Despite its nine-year vintage, `'Who put the ball in the English net?'' is as familiar a cry to Irish soccer supporters today as it was when Ray Houghton headed the ball over Peter Shilton's despairing reach in Stuttgart during Euro `88.

That magical moment, that has since taken on mythic proportions, marked the real beginning of the good times under Jack Charlton, the start of the rollercoaster ride into unknown but always exciting territory. Along the way there was success and failure, unprecedented national fervour, and always, passion. That passion had been sporadic during this World Cup campaign from Mick McCarthy's Irish side, but pride, if not glory, was salvaged last Saturday in a rain sodden stadium in Brussels.

Whatever the result, it was a great football occasion. There was no little irony on the night, well, Greek tragedy really, as that man Houghton scored almost a carbon copy of his Stuttgart score. How we roared, as it seemed the Gods were about to smile on us all over again. In the end, it was just not enough, but the effort could not be faulted and the fans could go home with heads held high, having arrived surely fearing the worst.

In a way, this match also marked the banishing of the last traces of the Charlton era. Ray Houghton's twin strikes mark the boundaries of a period of Irish soccer graced by some of the most talented Irish players ever, and certainly the most cohesive team. It will probably mark the end of the international road for three of the last stalwarts, Houghton, Andy Townsend and Tony Cascarino. They leave having earned total respect and admiration, but they also depart having, in one final hurrah, shown some of the new boys how to dig deep for their country. On the night, a totally committed performance was no compensation for a lack of strength in depth, but if the younger players can take anything from the game besides their disappointment, it must be that awareness of the level of commitment that they must emulate.

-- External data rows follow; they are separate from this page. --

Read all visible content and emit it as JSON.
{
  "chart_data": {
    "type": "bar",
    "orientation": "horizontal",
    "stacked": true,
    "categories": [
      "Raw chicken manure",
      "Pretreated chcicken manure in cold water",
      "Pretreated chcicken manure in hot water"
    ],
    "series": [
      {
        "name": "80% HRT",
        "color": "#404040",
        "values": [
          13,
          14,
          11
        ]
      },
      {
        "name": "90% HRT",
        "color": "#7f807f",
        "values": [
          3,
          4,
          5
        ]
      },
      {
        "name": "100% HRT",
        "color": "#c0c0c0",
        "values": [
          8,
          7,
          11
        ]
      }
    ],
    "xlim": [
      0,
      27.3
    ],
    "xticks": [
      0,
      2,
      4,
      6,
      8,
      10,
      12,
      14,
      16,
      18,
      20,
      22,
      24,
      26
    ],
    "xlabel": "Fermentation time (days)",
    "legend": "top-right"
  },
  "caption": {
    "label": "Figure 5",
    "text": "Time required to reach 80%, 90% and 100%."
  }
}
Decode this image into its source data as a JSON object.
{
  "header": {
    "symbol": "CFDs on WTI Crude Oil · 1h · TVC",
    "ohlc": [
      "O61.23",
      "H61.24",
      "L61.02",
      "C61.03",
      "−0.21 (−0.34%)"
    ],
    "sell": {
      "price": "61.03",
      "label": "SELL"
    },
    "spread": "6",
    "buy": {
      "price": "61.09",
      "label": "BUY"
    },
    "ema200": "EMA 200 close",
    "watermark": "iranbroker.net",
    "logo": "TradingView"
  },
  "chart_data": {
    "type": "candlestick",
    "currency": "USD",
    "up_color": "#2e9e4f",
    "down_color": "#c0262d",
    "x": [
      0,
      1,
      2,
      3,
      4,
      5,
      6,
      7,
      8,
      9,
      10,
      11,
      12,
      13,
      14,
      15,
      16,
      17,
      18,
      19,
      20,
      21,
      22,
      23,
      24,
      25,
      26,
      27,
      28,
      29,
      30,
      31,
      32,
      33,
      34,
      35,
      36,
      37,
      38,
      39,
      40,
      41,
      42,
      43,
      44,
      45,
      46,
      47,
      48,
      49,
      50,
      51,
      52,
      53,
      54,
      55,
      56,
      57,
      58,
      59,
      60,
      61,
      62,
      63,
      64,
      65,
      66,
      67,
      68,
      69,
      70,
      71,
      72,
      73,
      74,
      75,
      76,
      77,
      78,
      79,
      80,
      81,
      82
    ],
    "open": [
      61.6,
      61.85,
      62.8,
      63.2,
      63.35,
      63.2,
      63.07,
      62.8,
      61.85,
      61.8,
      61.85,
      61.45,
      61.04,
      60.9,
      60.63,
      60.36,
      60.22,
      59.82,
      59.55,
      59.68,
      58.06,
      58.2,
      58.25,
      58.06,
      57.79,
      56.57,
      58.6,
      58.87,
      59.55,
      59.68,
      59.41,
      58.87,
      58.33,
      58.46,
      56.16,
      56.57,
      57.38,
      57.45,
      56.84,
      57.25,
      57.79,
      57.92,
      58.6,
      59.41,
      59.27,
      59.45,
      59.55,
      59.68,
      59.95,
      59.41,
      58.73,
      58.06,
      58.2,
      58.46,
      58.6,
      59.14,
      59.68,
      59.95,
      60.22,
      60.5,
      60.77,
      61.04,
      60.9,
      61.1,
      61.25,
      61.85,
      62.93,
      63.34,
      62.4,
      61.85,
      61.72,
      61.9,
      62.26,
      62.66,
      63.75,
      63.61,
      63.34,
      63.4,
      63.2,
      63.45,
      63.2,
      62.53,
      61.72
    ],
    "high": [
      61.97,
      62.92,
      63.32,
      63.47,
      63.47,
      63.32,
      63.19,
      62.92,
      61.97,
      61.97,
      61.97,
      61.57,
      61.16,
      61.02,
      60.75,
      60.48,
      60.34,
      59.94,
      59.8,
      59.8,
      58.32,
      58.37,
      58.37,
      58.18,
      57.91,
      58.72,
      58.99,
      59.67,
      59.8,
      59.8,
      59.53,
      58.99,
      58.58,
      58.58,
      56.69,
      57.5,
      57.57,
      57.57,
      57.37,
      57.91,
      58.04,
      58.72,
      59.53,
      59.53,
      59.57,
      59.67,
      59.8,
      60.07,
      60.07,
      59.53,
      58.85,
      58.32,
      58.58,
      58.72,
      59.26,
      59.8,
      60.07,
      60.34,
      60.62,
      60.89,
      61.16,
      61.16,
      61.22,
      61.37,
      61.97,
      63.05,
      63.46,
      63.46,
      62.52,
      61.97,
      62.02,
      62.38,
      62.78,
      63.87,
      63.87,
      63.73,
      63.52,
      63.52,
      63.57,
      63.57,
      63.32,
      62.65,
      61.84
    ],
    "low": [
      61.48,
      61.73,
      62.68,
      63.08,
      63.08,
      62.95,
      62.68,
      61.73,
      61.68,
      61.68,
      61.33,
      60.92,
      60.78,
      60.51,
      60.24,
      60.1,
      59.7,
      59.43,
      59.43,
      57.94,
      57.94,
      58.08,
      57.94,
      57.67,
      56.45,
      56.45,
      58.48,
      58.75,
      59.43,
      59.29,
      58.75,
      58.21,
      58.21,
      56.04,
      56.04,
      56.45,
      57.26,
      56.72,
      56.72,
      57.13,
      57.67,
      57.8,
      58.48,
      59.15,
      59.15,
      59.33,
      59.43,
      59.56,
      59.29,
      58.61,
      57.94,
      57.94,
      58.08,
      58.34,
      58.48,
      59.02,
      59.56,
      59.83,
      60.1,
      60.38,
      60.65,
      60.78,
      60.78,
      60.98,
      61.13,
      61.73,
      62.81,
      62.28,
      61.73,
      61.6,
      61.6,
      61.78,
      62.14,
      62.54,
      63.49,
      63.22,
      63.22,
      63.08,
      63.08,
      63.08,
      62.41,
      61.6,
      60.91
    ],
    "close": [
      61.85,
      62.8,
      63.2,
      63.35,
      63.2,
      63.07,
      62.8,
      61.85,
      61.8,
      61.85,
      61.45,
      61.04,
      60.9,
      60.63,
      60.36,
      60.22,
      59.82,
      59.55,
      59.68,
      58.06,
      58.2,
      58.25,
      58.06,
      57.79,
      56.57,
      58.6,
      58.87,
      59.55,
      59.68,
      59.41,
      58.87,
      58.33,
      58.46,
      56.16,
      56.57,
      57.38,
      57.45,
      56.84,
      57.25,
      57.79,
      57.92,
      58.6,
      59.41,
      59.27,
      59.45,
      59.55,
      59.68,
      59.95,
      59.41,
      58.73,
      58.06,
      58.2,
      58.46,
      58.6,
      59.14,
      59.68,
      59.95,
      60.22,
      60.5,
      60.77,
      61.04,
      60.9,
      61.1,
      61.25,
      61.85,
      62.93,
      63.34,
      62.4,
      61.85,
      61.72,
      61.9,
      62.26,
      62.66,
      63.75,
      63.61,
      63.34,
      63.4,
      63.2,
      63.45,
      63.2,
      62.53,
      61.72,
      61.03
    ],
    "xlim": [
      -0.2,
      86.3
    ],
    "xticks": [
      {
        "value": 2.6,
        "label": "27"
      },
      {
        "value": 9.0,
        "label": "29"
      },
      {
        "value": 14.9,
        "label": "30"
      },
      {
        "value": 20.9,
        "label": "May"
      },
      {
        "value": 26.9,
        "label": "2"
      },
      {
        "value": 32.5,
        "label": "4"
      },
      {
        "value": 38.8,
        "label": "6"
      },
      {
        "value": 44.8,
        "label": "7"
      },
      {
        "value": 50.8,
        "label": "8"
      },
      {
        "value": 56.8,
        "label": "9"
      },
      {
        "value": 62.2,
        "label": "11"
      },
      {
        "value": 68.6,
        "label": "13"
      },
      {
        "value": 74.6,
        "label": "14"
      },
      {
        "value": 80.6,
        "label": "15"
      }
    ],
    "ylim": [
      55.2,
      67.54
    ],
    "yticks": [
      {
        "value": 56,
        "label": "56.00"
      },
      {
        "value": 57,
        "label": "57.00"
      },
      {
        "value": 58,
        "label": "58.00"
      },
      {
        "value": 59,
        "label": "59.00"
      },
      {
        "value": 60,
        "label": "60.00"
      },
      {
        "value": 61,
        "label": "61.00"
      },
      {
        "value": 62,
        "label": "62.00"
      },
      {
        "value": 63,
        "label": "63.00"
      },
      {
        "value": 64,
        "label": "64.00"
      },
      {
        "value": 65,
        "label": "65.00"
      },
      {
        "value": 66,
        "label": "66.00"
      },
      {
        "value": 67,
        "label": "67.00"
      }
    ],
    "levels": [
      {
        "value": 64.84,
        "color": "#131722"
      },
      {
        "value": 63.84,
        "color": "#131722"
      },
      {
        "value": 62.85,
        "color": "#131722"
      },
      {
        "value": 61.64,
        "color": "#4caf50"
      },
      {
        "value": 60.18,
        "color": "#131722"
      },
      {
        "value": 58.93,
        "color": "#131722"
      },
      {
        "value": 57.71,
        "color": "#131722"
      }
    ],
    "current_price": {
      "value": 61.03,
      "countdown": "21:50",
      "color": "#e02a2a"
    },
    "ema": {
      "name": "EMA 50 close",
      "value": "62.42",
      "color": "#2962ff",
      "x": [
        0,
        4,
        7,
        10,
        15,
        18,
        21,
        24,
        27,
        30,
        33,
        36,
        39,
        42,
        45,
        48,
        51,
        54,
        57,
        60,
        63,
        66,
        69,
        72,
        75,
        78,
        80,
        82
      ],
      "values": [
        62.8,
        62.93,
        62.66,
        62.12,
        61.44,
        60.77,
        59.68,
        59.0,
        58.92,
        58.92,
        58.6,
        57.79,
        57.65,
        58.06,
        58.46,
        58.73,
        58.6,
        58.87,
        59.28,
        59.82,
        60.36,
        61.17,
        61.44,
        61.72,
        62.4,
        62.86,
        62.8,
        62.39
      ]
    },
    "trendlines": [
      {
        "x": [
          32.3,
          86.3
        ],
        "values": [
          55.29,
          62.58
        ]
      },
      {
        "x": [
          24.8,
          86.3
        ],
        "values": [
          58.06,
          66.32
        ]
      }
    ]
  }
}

And while next summer will not see a `Davy Keogh says bonjour' banner in Paris, the Irish squad has great potential for the future and youth on its side. A rash of promising young men are straining to break into the international squad. In years to come, Shay Given, Robbie Keane, Damien Duff could be the poster boys of World Cup success. Who knows? If the Charlton years taught us anything, it is that hope springs eternal and self belief goes a long way.

 


And finally, a word of congratulations to the Dublin footballers, who, like the Spice Girls, are still managerless, but managed to record their first league win over Wexford in Enniscorthy. Caretaker bosses Lorcan Redmond and Chris Kane can take some comfort from the ending of the points drought. Wins too for Meath, Tyrone and Down and also for Derry who crushed London. Donegal continued their unbeaten run against Armagh in a match which saw four players sent off. Cork defeated Clare to avenge last summer's defeat and Offaly beat All-Ireland champs Kerry.